Here are some best practices to help strengthen your social efforts:
Align content to your sales funnel, but don’t be self-centered.
Think about relevant content at every stage of the purchase process. Help bridge buyer pain points and address their decision-making criteria. Things like calculators, comparison guides and case studies can be very effective. Use the 80/20 rule to avoid being self-centered. 20 percent of your daily content should be related to your business, while the other 80 percent should be broader industry news and engagement. By sharing content other than your own, your followers will know they can rely on you to be a resource for the latest in the industry.
Find your audience.
Of course, you should follow and engage with current and potential customers, but also look broader to find the key influencers in your industry. Tools like Followerwonk, SocMetrics and WeFollow can help pinpoint influencers around particular subjects. These people can be fundamental in helping spread awareness of your brand.

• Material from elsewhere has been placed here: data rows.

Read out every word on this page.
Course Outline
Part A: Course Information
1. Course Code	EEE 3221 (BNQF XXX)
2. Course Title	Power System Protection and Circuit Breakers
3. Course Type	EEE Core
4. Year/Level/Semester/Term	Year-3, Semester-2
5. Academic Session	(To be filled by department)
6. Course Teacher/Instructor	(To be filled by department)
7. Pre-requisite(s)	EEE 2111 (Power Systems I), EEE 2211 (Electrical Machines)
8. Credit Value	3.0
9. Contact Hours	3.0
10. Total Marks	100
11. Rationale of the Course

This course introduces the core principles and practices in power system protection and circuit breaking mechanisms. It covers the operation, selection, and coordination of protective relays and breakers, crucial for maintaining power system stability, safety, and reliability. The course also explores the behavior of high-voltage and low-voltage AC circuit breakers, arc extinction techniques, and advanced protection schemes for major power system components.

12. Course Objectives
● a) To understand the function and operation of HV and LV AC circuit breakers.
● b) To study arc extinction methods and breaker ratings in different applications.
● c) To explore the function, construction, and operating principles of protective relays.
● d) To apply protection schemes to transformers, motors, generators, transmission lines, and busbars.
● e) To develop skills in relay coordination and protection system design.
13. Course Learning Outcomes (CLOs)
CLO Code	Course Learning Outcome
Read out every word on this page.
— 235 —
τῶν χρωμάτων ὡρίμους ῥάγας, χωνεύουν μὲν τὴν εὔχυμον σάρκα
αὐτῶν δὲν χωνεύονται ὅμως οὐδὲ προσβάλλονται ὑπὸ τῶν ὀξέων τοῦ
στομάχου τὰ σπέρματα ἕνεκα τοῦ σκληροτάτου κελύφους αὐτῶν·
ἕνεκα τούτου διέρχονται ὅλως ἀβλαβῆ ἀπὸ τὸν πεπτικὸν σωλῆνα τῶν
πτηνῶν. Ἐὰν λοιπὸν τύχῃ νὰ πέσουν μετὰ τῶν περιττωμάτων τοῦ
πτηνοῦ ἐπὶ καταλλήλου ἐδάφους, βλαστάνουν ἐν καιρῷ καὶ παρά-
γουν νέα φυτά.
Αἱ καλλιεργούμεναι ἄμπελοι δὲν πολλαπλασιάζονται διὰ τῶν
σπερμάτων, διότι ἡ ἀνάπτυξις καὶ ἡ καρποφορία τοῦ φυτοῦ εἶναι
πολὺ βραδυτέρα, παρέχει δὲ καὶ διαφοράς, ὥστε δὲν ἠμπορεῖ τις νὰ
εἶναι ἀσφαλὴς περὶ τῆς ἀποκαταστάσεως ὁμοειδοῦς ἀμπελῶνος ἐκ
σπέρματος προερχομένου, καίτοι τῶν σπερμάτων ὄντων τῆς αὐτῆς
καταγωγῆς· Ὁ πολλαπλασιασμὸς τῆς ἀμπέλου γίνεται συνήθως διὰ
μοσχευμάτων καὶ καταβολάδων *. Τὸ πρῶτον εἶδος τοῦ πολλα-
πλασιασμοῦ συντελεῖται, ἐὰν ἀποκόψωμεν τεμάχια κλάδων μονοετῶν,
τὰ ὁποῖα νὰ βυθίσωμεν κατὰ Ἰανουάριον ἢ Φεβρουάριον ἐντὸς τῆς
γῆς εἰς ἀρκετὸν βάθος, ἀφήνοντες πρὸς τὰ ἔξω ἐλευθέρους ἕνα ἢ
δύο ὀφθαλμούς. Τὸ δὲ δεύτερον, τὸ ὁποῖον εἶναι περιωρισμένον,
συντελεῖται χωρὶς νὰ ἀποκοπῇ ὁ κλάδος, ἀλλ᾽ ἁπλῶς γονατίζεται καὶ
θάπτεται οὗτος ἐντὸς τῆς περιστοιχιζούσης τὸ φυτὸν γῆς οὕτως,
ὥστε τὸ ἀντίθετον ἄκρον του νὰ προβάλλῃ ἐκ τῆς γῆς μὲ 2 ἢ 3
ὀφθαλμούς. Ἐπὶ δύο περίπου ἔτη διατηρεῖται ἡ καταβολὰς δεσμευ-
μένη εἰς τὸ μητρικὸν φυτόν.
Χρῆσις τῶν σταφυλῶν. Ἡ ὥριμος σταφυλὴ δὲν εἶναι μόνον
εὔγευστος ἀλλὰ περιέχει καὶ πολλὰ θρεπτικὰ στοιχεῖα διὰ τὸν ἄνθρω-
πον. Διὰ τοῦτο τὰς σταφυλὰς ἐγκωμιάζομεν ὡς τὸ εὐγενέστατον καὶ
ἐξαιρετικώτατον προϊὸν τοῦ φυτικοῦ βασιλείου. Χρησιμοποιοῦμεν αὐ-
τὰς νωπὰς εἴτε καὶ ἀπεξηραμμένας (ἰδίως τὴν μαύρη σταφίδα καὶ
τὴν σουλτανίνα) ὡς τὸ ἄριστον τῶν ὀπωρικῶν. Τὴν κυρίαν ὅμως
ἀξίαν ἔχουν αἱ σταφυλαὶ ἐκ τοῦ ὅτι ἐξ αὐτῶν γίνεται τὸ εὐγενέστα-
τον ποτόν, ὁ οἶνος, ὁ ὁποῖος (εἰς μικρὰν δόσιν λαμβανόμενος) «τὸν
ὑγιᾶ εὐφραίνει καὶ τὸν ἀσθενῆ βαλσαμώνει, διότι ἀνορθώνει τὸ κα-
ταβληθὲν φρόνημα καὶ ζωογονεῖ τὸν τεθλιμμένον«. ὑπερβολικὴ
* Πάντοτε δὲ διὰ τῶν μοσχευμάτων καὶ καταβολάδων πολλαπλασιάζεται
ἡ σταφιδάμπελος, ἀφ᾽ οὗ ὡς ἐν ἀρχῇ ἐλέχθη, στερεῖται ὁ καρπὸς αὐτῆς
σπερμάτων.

Social media is a dialog, not a monologue. So respond to questions and comments directed toward you through @ replies and comments. Use tools that allow you to monitor relevant conversations and seek opportunities to join in. Hashtags are another great way to be a part of the conversation; they give you a sense of what people are talking about and reveal questions you may be able to answer.
Analyze and audit.
Analyze how social is contributing to your bottom line. Set up your analytics to evaluate the effect of social on your website traffic – and even sales. When sharing links to your website content, tag them; this will enable you to see what channels and social campaigns are getting people to click. Tools like Buffer and Followerwonk will let you know what content is doing particularly well, or how engaging you’ve been. From there, you can tweak your program as needed.